Some common themes that resonate strongly with Fearful-avoidants include: trouble trusting others, fear of abandonment or rejection, reluctance in approaching relationships, partner dependent, and conflict avoidant.

People with fearful avoidant attachment instinctually feel the need to protect oneself by avoiding relationships, yet still experience the human desire to be in a relationship (confusing to say the least). A fearful-avoidant attachment style (FAAS) feel increasing discomfort the more serious or close a relationship becomes. As the emotional intimacy of a relationship increases so does the anxiety and fear of becoming too attached – risking the chance of being hurt.

Individuals with this attachment style are seen as having a negative view of other people and themselves or a pessimistic one at the very least. For instance,  there’s just too much risk in TRUSTING that another person could love them for fear of rejection, betrayal, or abandonment. Isolation or surface level relationships is how they’ve managed to stay safe in life and to protect themselves.

Another common characteristic of FAAS are that we (yeah ya got me, surprise!) tend to be super self-effacing to the point of self-deprecating. And of course the scale for this will range for every FAAS. This type of individual may find themselves to be a people pleaser. Individuals that have experienced significant deaths, sexual abuse or other traumas in childhood/adolescence possess a high tendency to develop this attachment type.
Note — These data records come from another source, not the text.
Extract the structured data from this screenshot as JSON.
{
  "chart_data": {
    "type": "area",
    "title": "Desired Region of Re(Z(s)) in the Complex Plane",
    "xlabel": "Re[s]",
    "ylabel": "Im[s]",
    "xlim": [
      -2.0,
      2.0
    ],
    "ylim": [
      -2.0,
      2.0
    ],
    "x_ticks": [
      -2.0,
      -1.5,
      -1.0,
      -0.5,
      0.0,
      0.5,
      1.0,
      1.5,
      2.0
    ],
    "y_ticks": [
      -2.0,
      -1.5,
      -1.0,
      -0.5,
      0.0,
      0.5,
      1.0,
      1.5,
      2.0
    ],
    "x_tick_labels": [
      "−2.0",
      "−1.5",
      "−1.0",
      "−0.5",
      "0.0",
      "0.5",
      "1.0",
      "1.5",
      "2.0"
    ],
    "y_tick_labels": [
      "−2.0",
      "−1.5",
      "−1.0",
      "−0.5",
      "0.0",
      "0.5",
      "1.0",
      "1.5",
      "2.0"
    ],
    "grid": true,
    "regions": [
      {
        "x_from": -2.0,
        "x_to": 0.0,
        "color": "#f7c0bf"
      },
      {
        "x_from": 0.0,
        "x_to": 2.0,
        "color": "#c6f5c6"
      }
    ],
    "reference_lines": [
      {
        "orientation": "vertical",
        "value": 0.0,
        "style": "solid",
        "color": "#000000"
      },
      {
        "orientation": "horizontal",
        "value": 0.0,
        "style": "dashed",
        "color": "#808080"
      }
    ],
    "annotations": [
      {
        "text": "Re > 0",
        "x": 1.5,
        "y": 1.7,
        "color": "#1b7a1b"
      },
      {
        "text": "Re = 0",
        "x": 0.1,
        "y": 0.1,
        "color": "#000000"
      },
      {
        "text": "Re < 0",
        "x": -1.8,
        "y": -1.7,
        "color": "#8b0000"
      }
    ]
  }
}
Why attachment styles matter and how they’re applicable

Attachment affects how individuals interact with one another. For example, securely attached people tend to grieve by seeking support, the healthiest coping strategy. While, Avoidant individuals tend to devalue the significance of the relationship and withdraw. Securely attached individuals tend to feel less negative overall than insecurely attached individuals.

The goal here is to equip y’all with another weapon in your emotional tool kit to better understand yourselves, friendship dynamics, your partner or prospective partner. And maybe even challenge yourselves to be more empathetic or understanding of others



DO NOT feel like a weirdo if you experience one of these to a T. You aren’t the only one out there. They say that about 50% of the population encompasses a healthy secure attachment style while the other 50% of us are running around a bit more anxious or detached AF. It’s crazy that it comes down to a coin toss of what ya might get in regards to attachment styles in the dating world, but hey, the odds that we’re all a little odd is pretty up there. So don’t sweat it too much!